Grégory Doucet appelle à un renforcement des ZFE plutôt qu’à une suppression car ce dispositif a “permis d’accompagner et même d’accélérer la transformation du parc automobile français.” Le maire écologiste de Lyon regrette d’autant plus la suppression des ZFE qu’il considère qu’à Lyon, “on commençait tout juste à en ressentir les effets avec une baisse significative de la pollution.” Chiffres ATMO AURA* à l’appui : “entre 2019 et 2024, l’exposition moyenne des habitants de Lyon au dioxyde d’azote a diminué de 34%, tandis que l’exposition aux particules fines a reculé de 18%.”

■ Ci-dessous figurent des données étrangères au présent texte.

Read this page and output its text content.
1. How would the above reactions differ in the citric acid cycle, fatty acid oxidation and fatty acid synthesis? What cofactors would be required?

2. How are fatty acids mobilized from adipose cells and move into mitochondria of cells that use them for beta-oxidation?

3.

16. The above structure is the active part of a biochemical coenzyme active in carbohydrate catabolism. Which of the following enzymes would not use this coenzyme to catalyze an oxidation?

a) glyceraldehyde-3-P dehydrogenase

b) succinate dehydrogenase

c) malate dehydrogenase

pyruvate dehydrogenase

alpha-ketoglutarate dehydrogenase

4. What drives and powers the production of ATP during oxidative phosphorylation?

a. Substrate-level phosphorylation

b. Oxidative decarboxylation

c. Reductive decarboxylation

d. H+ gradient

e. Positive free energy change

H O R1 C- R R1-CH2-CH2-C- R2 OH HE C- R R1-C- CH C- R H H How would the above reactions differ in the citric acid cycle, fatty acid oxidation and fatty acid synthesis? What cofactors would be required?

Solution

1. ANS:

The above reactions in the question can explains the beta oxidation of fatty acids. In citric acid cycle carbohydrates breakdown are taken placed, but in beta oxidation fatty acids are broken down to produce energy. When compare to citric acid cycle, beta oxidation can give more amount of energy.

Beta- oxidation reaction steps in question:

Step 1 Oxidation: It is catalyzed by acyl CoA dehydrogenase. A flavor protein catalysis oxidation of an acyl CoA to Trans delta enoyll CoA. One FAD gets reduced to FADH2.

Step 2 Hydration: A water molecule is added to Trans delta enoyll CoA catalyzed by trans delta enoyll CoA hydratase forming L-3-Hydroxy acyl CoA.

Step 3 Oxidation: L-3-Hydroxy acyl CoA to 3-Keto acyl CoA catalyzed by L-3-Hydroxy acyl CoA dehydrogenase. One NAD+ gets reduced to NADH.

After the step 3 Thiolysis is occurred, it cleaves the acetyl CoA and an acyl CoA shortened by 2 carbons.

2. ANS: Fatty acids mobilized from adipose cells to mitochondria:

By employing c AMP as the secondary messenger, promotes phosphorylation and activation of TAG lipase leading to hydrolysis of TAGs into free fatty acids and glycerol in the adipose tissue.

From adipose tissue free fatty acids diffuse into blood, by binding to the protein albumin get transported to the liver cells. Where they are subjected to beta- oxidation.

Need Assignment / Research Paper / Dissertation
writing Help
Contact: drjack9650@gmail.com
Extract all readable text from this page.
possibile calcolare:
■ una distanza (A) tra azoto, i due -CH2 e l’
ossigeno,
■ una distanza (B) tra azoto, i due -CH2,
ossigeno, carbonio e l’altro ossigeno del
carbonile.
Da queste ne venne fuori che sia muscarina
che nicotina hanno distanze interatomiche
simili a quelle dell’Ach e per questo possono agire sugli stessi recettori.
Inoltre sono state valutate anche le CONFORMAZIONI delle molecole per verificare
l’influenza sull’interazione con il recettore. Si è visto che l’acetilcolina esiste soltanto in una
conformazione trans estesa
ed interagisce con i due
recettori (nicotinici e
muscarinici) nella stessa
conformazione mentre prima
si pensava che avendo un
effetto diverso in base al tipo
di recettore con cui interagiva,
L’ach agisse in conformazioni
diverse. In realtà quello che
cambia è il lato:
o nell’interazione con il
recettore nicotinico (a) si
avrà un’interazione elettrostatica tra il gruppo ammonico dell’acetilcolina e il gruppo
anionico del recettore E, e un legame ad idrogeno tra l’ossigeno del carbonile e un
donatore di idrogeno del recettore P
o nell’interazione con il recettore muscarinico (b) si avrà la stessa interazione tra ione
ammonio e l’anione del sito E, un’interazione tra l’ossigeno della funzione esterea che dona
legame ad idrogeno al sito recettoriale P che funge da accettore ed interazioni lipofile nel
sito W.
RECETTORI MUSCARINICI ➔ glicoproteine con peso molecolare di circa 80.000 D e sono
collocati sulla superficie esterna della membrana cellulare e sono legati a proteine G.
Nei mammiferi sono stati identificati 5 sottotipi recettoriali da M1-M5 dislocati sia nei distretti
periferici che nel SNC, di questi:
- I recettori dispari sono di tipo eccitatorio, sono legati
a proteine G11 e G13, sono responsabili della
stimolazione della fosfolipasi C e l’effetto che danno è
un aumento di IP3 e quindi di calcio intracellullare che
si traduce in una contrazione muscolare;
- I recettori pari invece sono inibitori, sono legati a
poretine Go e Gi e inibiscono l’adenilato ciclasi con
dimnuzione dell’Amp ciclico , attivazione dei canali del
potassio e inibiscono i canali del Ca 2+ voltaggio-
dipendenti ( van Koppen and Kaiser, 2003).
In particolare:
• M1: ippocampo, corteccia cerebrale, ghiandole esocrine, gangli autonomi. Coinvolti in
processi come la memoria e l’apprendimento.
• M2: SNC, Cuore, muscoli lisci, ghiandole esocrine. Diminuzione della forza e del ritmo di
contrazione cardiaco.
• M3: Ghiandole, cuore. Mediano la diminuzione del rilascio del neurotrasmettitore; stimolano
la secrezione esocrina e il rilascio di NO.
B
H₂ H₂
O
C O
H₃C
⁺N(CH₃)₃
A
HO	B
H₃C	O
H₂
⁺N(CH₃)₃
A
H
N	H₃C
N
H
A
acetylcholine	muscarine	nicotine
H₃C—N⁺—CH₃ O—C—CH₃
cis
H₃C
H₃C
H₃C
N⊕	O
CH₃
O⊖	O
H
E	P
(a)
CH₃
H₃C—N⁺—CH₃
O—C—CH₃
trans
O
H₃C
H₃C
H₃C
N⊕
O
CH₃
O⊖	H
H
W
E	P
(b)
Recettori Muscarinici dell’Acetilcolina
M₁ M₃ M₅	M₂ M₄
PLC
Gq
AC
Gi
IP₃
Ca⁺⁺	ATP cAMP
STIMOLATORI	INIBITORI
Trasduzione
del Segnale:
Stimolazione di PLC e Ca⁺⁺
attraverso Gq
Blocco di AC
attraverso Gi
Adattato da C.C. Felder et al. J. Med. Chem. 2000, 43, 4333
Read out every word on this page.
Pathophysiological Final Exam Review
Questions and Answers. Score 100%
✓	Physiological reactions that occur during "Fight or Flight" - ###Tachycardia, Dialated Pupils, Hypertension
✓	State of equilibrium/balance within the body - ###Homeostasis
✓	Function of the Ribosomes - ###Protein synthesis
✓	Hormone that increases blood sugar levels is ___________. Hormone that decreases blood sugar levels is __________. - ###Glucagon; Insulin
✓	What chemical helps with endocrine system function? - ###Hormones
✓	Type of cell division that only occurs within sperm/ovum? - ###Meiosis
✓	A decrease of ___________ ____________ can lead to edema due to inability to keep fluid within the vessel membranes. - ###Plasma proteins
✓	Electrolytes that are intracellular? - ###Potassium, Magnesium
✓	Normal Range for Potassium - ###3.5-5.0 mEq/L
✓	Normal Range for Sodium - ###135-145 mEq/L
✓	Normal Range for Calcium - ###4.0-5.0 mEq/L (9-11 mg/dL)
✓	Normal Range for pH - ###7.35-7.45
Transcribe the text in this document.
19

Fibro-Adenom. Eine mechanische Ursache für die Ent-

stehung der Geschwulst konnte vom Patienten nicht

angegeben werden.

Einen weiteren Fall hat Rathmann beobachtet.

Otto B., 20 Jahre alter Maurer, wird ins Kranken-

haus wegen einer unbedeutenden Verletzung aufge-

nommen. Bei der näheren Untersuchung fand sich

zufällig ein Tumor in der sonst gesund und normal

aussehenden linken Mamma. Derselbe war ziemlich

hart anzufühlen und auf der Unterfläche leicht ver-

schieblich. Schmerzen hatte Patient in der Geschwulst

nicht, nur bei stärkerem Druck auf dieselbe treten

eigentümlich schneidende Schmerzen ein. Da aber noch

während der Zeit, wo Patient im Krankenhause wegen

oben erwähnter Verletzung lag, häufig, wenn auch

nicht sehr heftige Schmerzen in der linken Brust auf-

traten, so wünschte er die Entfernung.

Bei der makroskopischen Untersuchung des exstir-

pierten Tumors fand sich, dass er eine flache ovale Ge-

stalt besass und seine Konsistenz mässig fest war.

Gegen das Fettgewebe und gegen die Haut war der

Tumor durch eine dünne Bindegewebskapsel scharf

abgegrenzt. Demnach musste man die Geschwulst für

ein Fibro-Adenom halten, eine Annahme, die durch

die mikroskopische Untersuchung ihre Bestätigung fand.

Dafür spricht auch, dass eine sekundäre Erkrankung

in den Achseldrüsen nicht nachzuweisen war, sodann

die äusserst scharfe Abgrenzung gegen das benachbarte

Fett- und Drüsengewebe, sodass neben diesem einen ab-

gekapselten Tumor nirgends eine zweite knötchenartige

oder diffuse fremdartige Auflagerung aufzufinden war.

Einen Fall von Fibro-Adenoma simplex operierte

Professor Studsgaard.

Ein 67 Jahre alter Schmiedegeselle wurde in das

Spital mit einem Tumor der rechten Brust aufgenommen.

Grégory Doucet reproche à l’Etat de prendre “le risque de faire revenir des véhicules très polluants dans les villes, et ainsi d’augmenter la pollution de l’air.” Pour lui, “les grands perdants de ce vote de l’Assemblée nationale, ce seront les Lyonnaises et les Lyonnais et notamment les plus fragiles : les enfants, les aînés, les habitants des quartiers populaires.”
Les répercussions économiques de ce dispositif lui semble un faux débat car “la pollution de l’air coûte cher à la France”. Il cite le rapport de Santé publique France qui évalue le coût sanitaire de la pollution atmosphérique à 16 milliards d’euros par an.
Le maire écologiste de Lyon “appelle le gouvernement à revenir sur cette décision en renforçant l’accompagnement des propriétaires pour le changement des véhicules les plus polluants.”
Véronique Sarselli, présidente LR de la Métropole de Lyon, a au contraire salué cette suppression des ZFE.